The emergence here of ruthlessly efficient German supermarket chain Lidl has made my food based homesickness easier to bear.  This week, apart from the regular supply of baked beans, there is a special offer on Specialità britanniche, complete with all your British favourites like oatmeal, marmalade, fish & chips, corned beef, English mustard, and above all shortbread. The British food specials were preceded in July by an American Food week, featuring packages of pecans and hamburger relish.

When I got to Lidl, the pickle sauce had already disappeared but there was still enough shortbread and oatmeal there to fill my needs. Predictably, after a few seconds, a group formed around the display and asked my wife “ma perchè si compra questa roba?”

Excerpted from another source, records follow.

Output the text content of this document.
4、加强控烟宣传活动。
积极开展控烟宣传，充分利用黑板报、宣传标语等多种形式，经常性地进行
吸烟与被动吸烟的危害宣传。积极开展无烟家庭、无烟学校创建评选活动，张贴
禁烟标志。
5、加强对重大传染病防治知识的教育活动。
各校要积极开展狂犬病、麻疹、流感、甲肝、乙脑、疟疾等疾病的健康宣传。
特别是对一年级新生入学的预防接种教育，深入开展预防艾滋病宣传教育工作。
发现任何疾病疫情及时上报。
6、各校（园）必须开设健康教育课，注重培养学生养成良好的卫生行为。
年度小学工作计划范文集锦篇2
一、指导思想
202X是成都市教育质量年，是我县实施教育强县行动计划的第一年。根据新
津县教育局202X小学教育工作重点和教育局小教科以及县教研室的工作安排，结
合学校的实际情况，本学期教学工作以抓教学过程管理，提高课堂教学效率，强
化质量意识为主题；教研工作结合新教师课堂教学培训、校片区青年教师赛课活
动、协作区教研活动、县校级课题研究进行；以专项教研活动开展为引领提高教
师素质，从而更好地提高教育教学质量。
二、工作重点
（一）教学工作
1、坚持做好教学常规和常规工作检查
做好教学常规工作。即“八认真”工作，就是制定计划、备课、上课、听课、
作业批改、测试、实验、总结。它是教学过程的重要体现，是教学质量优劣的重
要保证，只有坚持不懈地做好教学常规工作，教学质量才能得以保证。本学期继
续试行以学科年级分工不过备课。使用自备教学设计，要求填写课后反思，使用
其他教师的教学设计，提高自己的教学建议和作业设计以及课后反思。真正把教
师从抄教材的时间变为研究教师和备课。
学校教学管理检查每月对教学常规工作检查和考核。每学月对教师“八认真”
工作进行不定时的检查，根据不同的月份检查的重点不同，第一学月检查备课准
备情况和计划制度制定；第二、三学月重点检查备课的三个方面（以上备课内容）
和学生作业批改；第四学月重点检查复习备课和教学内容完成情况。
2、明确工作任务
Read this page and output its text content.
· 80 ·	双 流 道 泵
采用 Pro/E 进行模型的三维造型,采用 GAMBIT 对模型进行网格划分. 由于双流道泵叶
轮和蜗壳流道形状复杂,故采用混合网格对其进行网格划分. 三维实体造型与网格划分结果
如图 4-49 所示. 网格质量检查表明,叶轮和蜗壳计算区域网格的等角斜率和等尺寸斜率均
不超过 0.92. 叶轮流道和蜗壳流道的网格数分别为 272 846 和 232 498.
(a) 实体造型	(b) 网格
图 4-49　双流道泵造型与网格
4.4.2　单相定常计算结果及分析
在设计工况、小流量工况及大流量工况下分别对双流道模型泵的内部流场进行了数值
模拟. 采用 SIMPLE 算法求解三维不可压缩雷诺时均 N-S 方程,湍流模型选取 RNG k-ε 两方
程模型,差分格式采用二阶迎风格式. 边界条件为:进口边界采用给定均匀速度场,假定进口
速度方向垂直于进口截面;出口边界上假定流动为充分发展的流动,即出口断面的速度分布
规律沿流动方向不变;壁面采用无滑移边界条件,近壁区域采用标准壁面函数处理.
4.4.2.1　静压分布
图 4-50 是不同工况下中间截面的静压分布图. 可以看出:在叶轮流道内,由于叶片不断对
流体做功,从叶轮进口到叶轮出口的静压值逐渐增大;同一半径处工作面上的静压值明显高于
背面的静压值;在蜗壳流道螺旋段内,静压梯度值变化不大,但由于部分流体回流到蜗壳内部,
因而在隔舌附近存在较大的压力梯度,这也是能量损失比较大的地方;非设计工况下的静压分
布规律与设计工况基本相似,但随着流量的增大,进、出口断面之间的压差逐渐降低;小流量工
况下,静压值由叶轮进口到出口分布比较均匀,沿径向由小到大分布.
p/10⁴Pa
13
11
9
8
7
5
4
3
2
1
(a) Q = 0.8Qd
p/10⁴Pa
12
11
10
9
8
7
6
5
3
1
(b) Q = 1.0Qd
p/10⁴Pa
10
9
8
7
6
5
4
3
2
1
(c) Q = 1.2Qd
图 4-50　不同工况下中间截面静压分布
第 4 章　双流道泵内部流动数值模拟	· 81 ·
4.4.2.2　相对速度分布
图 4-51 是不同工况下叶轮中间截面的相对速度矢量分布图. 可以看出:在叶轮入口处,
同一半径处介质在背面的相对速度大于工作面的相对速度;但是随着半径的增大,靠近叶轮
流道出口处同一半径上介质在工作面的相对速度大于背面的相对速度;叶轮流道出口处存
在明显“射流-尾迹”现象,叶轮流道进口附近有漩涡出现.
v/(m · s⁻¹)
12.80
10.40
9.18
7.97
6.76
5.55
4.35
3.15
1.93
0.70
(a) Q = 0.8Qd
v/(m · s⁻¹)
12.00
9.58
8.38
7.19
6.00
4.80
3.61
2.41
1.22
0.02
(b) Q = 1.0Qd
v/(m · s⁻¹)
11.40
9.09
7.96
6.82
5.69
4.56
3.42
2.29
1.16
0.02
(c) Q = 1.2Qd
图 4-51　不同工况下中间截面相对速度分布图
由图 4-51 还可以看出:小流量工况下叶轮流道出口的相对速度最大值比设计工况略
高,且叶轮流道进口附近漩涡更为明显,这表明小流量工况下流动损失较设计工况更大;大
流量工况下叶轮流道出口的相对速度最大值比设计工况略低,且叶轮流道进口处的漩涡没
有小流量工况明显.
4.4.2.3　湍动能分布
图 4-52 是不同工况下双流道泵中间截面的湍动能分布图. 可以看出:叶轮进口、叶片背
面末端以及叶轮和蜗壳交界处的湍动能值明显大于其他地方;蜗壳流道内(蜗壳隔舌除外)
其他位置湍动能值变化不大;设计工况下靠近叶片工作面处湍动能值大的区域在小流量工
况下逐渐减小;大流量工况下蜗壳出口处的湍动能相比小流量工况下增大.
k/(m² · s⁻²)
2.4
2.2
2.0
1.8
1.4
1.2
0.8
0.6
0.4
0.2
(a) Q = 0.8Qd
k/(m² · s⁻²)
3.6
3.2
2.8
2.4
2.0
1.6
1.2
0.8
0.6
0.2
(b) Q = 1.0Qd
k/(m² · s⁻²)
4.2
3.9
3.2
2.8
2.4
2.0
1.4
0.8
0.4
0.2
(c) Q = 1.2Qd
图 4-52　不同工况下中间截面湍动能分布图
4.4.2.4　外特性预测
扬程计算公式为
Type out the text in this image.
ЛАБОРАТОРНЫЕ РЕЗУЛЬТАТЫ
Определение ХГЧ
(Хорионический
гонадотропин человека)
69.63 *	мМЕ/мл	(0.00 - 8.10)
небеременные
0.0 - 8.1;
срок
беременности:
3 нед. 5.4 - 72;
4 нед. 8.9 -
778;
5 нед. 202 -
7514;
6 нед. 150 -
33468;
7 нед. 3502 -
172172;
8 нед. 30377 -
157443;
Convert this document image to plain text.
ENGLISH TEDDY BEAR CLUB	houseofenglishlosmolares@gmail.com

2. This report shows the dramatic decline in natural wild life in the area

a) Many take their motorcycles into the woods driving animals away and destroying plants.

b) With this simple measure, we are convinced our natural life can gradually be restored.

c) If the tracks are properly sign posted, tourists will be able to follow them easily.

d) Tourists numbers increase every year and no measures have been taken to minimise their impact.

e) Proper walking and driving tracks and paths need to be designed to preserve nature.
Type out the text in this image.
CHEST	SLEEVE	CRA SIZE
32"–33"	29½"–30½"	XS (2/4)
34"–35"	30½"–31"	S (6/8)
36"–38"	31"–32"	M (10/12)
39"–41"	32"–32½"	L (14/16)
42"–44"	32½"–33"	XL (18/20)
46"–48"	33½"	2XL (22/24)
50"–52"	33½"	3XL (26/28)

My only question is how long will it be before Lidl gets around to the fine foods of Canada: maple syrup, butter tarts, muffins, donuts, rutabaga, parsnips, oatmeal cookies, pea soup, poutine, and Kraft Dinner.





Buying Toothbrushes in Italy

6 09 2008

You can have any type as long as it’s Medium

One of the things that amuses foreign residents in Italy is the fascination of the local people with ugly big box stores and malls. As more North American style shopping centres begin to appear, even in the provinces of the south, Italian consumers have been quick to abandon those picturesque urban piazze filled with charming small shops. When a miniature version of a mall opened where I live a few months ago, with all of 20stores, entire families would come down from the mountains to gawk at the glamour and luxury of modern retailing. The German discount chain Lidl cannot open stores quick enough and there are long, disorderly queues in front of their doors every Monday and Thursday morning for the biweekly specials. The reason for all this excitement is simple: traditional Italian retailers are overpriced and arrogant.

I have just come back to Italy with a suitcase full of soft toothbrushes. Why? In the area where I live (but it seems to be a nationwide phenomenon from my brief attempts to find them elsewhere in the country) the supermarkets and pharmacies only sell medium toothbrushes. No soft toothbrushes, no hard toothbrushes, no choice.